Per il 2011 la Cina ha già annunciato una ulteriore riduzione delle esportazioni. La notizia preoccupa le industrie di alta tecnologia, in particolare il Giappone verso il quale Pechino ha persino bloccato l’esportazione a settembre durante una disputa per la sovranità su un gruppo di isole. Ora Tokyo progetta di creare un riciclaggio delle terre rare, come pure di cercare loro sostituti. Stati Uniti, Australia e altri produttori avevano fermato l’estrazione perché non redditizia, di fronte all’economica produzione cinese. Ma ora è ripresa la ricerca e l’estrazione di questi minerali, anche se occorrerà tempo per raggiungere una produzione adeguata.
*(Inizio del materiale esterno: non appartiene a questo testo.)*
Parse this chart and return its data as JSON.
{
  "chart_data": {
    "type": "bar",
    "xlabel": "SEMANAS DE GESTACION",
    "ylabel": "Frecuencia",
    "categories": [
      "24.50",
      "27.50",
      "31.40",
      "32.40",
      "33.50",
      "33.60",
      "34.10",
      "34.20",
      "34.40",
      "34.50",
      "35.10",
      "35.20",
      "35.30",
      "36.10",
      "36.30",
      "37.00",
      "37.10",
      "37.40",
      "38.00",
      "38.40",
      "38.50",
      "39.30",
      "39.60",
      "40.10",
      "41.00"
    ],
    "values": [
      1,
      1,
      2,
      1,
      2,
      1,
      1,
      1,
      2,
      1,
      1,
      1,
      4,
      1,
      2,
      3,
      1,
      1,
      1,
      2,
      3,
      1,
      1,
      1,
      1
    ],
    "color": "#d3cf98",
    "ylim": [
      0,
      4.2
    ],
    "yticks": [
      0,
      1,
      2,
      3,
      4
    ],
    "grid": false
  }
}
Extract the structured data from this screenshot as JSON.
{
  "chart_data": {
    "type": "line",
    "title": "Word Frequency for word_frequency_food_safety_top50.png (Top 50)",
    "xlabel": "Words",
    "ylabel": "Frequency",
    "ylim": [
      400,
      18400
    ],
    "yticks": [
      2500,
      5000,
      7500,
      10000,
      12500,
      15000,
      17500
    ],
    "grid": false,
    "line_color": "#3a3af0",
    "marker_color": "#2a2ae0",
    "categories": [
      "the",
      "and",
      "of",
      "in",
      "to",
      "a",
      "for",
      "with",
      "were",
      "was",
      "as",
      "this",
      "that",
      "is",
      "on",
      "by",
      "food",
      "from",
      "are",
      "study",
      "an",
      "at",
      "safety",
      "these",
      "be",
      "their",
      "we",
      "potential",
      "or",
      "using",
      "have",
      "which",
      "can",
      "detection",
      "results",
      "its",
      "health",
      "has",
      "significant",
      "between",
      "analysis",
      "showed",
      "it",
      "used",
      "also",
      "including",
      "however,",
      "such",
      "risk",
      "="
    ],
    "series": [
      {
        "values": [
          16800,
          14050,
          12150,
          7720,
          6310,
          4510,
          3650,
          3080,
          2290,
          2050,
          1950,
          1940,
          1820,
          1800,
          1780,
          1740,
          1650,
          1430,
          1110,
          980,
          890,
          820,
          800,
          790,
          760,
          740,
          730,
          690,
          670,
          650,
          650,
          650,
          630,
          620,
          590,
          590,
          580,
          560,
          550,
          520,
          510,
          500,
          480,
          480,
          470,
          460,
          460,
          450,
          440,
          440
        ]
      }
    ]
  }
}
E Pechino mostra tutte le intenzioni di far leva sul suo potere di mercato in questo campo per obbligare il resto del mondo ad accettare le proprie condizioni: queste comportano non solo un trasferimento netto di capitali, ma anche di lavoro e soprattutto di segreti industriali dall’Occidente verso la Repubblica Popolare.

La Cina, negli ultimi mesi, ha profuso enormi sforzi nella costruzione di una riserva strategica di terre rare. Non sono noti i dettagli del sito di stoccaggio ma secondo quanto riferito dalle agenzie di stato cinesi, dalle dichiarazioni delle aziende statali e dai report dei media statali sembrerebbe che il complesso sia stato costruito nella regione della Mongolia interna. Con una capacità di stoccaggio di terre rare che ammonta a più del totale di quanto esportato lo scorso anno dalla Cina (39.813 tonnellate) la riserva potrebbe avere la capacità di influenzare l’intero mercato globale, già ampiamente dominato dalla Cina, la quale, al giorno d’oggi, controlla più del 90% della produzione globale di terre rare.